Andrei Alexandrescu SeeWebsiteForEmail at erdani.org
Fri Oct 29 11:05:02 PDT 2010


On 10/29/10 12:53 CDT, Jonathan M Davis wrote:
> On Friday, October 29, 2010 10:15:09 dsimcha wrote:
>> == Quote from Andrei Alexandrescu (SeeWebsiteForEmail at erdani.org)'s
>>
>>> Any tie-breaking arguments, I'm all ears.
>>> Andrei
>>
>> Uh...How about that if people want C++, they know where to find it?  I
>> think familiarity to C++ programmers is The Wrong Reason (TM) to allow
>> arbitrary cost copy construction.  Furthermore, I don't see crufty old C++
>> programmers as being more important to D than people from other
>> backgrounds.  I see D users coming from a variety of backgrounds:
>>
>> 1.  Crufty old C/C++ programmers.
>>
>> 2.  People who like dynamic languages but need more speed and ability to do
>> low-level work.  D is about the most flexible
>> close-to-the-metal/efficient/statically typed language out there.
>>
>> 3.  Java/C# programmers who want a language that isn't absurdly verbose.
>>
>> 4.  New programmers who don't have much already invested in any other
>> language and want something advanced, modern and w/o tons of legacy cruft.
>>
>> The first **may** want eager copying.  The latter three almost certainly
>> won't.
>
> Except that how many of those other languages _have_ copy construction? Java
> doesn't. C#'s classes obviously don't, and IIRC, they're structs don't either
> (though they may - it's been a while since I used C#). If we're talking about a
> feature that's pretty much only in C++, then it's a question of whether the C++
> programmers are going to be confused and/or surprised and whether someone who
> has never dealt with such a feature would be confused and/or surprised. Also,
> for the non-C++ folks who aren't familiar with a feature, they're not going to
> know about it anyway, so whether you follow C++ or not is irrelevant to them
> while it is _not_ irrelevant to the C++ programmers.
>
> By no means do I think that  we should do everything in a particular way just
> because C++ did it, but particularly when dealing with a feature that is C++-
> centric, we need to be aware of how what we do will affect C++ programmers.

If the feature had nothing else going for it except being in C++ it 
would have been eliminated. But value types are a very solid 
abstraction. We definitely want to support them in D.

All - please do not take only one isolated argument from those I listed 
and focus discussion on it alone. It can only lead to stilted views.

> As for eager-coping, it's a _value type_, of _course_ it's going to be copied
> eagerly. ints, floats, bools, etc. _all_ copy eagerly. How can you expect
> anything else? It's quite explicit that that's how value types work. So, if you
> write a struct where copying is expensive, you're asking for trouble and should
> know it. The only real issue with it that I see is the non-obvious places where
> copying take place. But if you tried to make it so that structs didn't copy
> eagerly, then you're making it so that they're not value types anymore which
> will increas overheard and goes against what structs are meant for.
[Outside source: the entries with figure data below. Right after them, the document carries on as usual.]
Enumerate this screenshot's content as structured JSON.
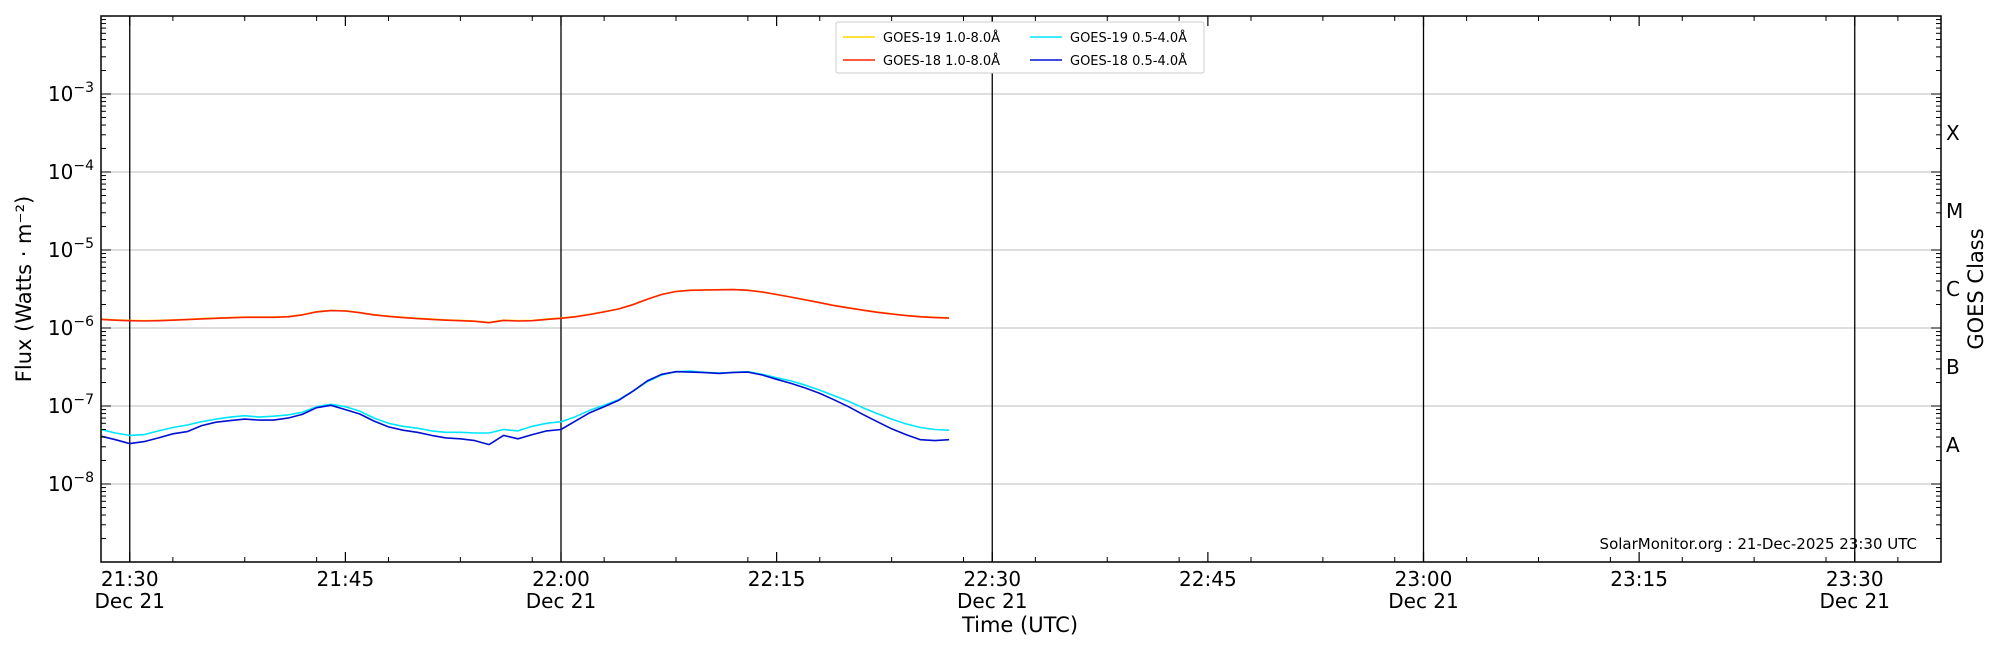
{
  "chart_data": {
    "type": "line",
    "xlabel": "Time (UTC)",
    "ylabel": "Flux (Watts · m⁻²)",
    "ylabel_right": "GOES Class",
    "y_scale": "log",
    "ylim": [
      1e-09,
      0.01
    ],
    "xlim": [
      "2025-12-21T21:28",
      "2025-12-21T23:36"
    ],
    "grid": "horizontal",
    "legend_position": "top-center",
    "watermark": "SolarMonitor.org : 21-Dec-2025 23:30 UTC",
    "y_tick_labels": [
      {
        "value": 1e-08,
        "base": "10",
        "exp": "−8"
      },
      {
        "value": 1e-07,
        "base": "10",
        "exp": "−7"
      },
      {
        "value": 1e-06,
        "base": "10",
        "exp": "−6"
      },
      {
        "value": 1e-05,
        "base": "10",
        "exp": "−5"
      },
      {
        "value": 0.0001,
        "base": "10",
        "exp": "−4"
      },
      {
        "value": 0.001,
        "base": "10",
        "exp": "−3"
      }
    ],
    "x_ticks": [
      {
        "time": "21:30",
        "label": "21:30",
        "date": "Dec 21"
      },
      {
        "time": "21:45",
        "label": "21:45",
        "date": ""
      },
      {
        "time": "22:00",
        "label": "22:00",
        "date": "Dec 21"
      },
      {
        "time": "22:15",
        "label": "22:15",
        "date": ""
      },
      {
        "time": "22:30",
        "label": "22:30",
        "date": "Dec 21"
      },
      {
        "time": "22:45",
        "label": "22:45",
        "date": ""
      },
      {
        "time": "23:00",
        "label": "23:00",
        "date": "Dec 21"
      },
      {
        "time": "23:15",
        "label": "23:15",
        "date": ""
      },
      {
        "time": "23:30",
        "label": "23:30",
        "date": "Dec 21"
      }
    ],
    "vertical_lines": [
      "21:30",
      "22:00",
      "22:30",
      "23:00",
      "23:30"
    ],
    "goes_classes": [
      {
        "label": "A",
        "value": 3.16e-08
      },
      {
        "label": "B",
        "value": 3.16e-07
      },
      {
        "label": "C",
        "value": 3.16e-06
      },
      {
        "label": "M",
        "value": 3.16e-05
      },
      {
        "label": "X",
        "value": 0.000316
      }
    ],
    "x": [
      "21:28",
      "21:29",
      "21:30",
      "21:31",
      "21:32",
      "21:33",
      "21:34",
      "21:35",
      "21:36",
      "21:37",
      "21:38",
      "21:39",
      "21:40",
      "21:41",
      "21:42",
      "21:43",
      "21:44",
      "21:45",
      "21:46",
      "21:47",
      "21:48",
      "21:49",
      "21:50",
      "21:51",
      "21:52",
      "21:53",
      "21:54",
      "21:55",
      "21:56",
      "21:57",
      "21:58",
      "21:59",
      "22:00",
      "22:01",
      "22:02",
      "22:03",
      "22:04",
      "22:05",
      "22:06",
      "22:07",
      "22:08",
      "22:09",
      "22:10",
      "22:11",
      "22:12",
      "22:13",
      "22:14",
      "22:15",
      "22:16",
      "22:17",
      "22:18",
      "22:19",
      "22:20",
      "22:21",
      "22:22",
      "22:23",
      "22:24",
      "22:25",
      "22:26",
      "22:27"
    ],
    "series": [
      {
        "name": "GOES-19 1.0-8.0Å",
        "color": "#ffd700",
        "values": [
          1.3e-06,
          1.27e-06,
          1.25e-06,
          1.24e-06,
          1.25e-06,
          1.27e-06,
          1.29e-06,
          1.32e-06,
          1.34e-06,
          1.36e-06,
          1.38e-06,
          1.38e-06,
          1.38e-06,
          1.4e-06,
          1.48e-06,
          1.62e-06,
          1.68e-06,
          1.66e-06,
          1.58e-06,
          1.48e-06,
          1.42e-06,
          1.37e-06,
          1.33e-06,
          1.3e-06,
          1.27e-06,
          1.25e-06,
          1.23e-06,
          1.18e-06,
          1.26e-06,
          1.24e-06,
          1.25e-06,
          1.3e-06,
          1.34e-06,
          1.4e-06,
          1.5e-06,
          1.62e-06,
          1.76e-06,
          2e-06,
          2.35e-06,
          2.7e-06,
          2.95e-06,
          3.05e-06,
          3.08e-06,
          3.1e-06,
          3.12e-06,
          3.05e-06,
          2.9e-06,
          2.7e-06,
          2.5e-06,
          2.3e-06,
          2.12e-06,
          1.95e-06,
          1.82e-06,
          1.7e-06,
          1.6e-06,
          1.52e-06,
          1.45e-06,
          1.4e-06,
          1.37e-06,
          1.35e-06
        ]
      },
      {
        "name": "GOES-18 1.0-8.0Å",
        "color": "#ff2200",
        "values": [
          1.29e-06,
          1.26e-06,
          1.24e-06,
          1.23e-06,
          1.24e-06,
          1.26e-06,
          1.28e-06,
          1.31e-06,
          1.33e-06,
          1.35e-06,
          1.37e-06,
          1.37e-06,
          1.37e-06,
          1.39e-06,
          1.47e-06,
          1.61e-06,
          1.67e-06,
          1.65e-06,
          1.57e-06,
          1.47e-06,
          1.41e-06,
          1.36e-06,
          1.32e-06,
          1.29e-06,
          1.26e-06,
          1.24e-06,
          1.22e-06,
          1.17e-06,
          1.25e-06,
          1.23e-06,
          1.24e-06,
          1.29e-06,
          1.33e-06,
          1.39e-06,
          1.49e-06,
          1.61e-06,
          1.75e-06,
          1.99e-06,
          2.34e-06,
          2.69e-06,
          2.94e-06,
          3.04e-06,
          3.07e-06,
          3.09e-06,
          3.11e-06,
          3.04e-06,
          2.89e-06,
          2.69e-06,
          2.49e-06,
          2.29e-06,
          2.11e-06,
          1.94e-06,
          1.81e-06,
          1.69e-06,
          1.59e-06,
          1.51e-06,
          1.44e-06,
          1.39e-06,
          1.36e-06,
          1.34e-06
        ]
      },
      {
        "name": "GOES-19 0.5-4.0Å",
        "color": "#00e5ff",
        "values": [
          5e-08,
          4.5e-08,
          4.2e-08,
          4.3e-08,
          4.8e-08,
          5.3e-08,
          5.7e-08,
          6.3e-08,
          6.8e-08,
          7.2e-08,
          7.5e-08,
          7.2e-08,
          7.4e-08,
          7.7e-08,
          8.3e-08,
          9.8e-08,
          1.05e-07,
          9.8e-08,
          8.6e-08,
          7e-08,
          6e-08,
          5.5e-08,
          5.2e-08,
          4.8e-08,
          4.6e-08,
          4.6e-08,
          4.5e-08,
          4.5e-08,
          5e-08,
          4.8e-08,
          5.5e-08,
          6e-08,
          6.3e-08,
          7.3e-08,
          8.8e-08,
          1.02e-07,
          1.2e-07,
          1.55e-07,
          2.05e-07,
          2.5e-07,
          2.75e-07,
          2.8e-07,
          2.7e-07,
          2.65e-07,
          2.7e-07,
          2.75e-07,
          2.55e-07,
          2.3e-07,
          2.1e-07,
          1.85e-07,
          1.6e-07,
          1.35e-07,
          1.15e-07,
          9.5e-08,
          8e-08,
          6.8e-08,
          5.9e-08,
          5.3e-08,
          5e-08,
          4.9e-08
        ]
      },
      {
        "name": "GOES-18 0.5-4.0Å",
        "color": "#0010d0",
        "values": [
          4.1e-08,
          3.7e-08,
          3.3e-08,
          3.5e-08,
          3.9e-08,
          4.4e-08,
          4.7e-08,
          5.6e-08,
          6.2e-08,
          6.5e-08,
          6.8e-08,
          6.6e-08,
          6.6e-08,
          7e-08,
          7.8e-08,
          9.5e-08,
          1.02e-07,
          9e-08,
          7.9e-08,
          6.4e-08,
          5.4e-08,
          4.9e-08,
          4.6e-08,
          4.2e-08,
          3.9e-08,
          3.8e-08,
          3.6e-08,
          3.2e-08,
          4.2e-08,
          3.8e-08,
          4.3e-08,
          4.8e-08,
          5e-08,
          6.4e-08,
          8.2e-08,
          9.8e-08,
          1.18e-07,
          1.55e-07,
          2.1e-07,
          2.55e-07,
          2.75e-07,
          2.72e-07,
          2.68e-07,
          2.62e-07,
          2.7e-07,
          2.72e-07,
          2.5e-07,
          2.2e-07,
          1.95e-07,
          1.7e-07,
          1.45e-07,
          1.2e-07,
          9.8e-08,
          7.8e-08,
          6.3e-08,
          5.1e-08,
          4.3e-08,
          3.7e-08,
          3.6e-08,
          3.7e-08
        ]
      }
    ]
  }
}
In fact reference counting allows you to define value types with cheap 
copy construction, so the above is incorrect.

> C++ doesn't stop you or help you from being stupid about expensive copy-
> construction. Why should D? Sure, it sucks when your program is slow, but we
> have classes which are reference types and don't have this problem. So, if you
> want a reference type, there it is. I don't see how anyone could expect
> expensive copying not to result in poor performance for a _value type_.

That means ranges need to define moveFront, moveBack, moveAt, and 
countless othed contortions in library code and client code alike. I 
think the view you're conveying is overly simplistic.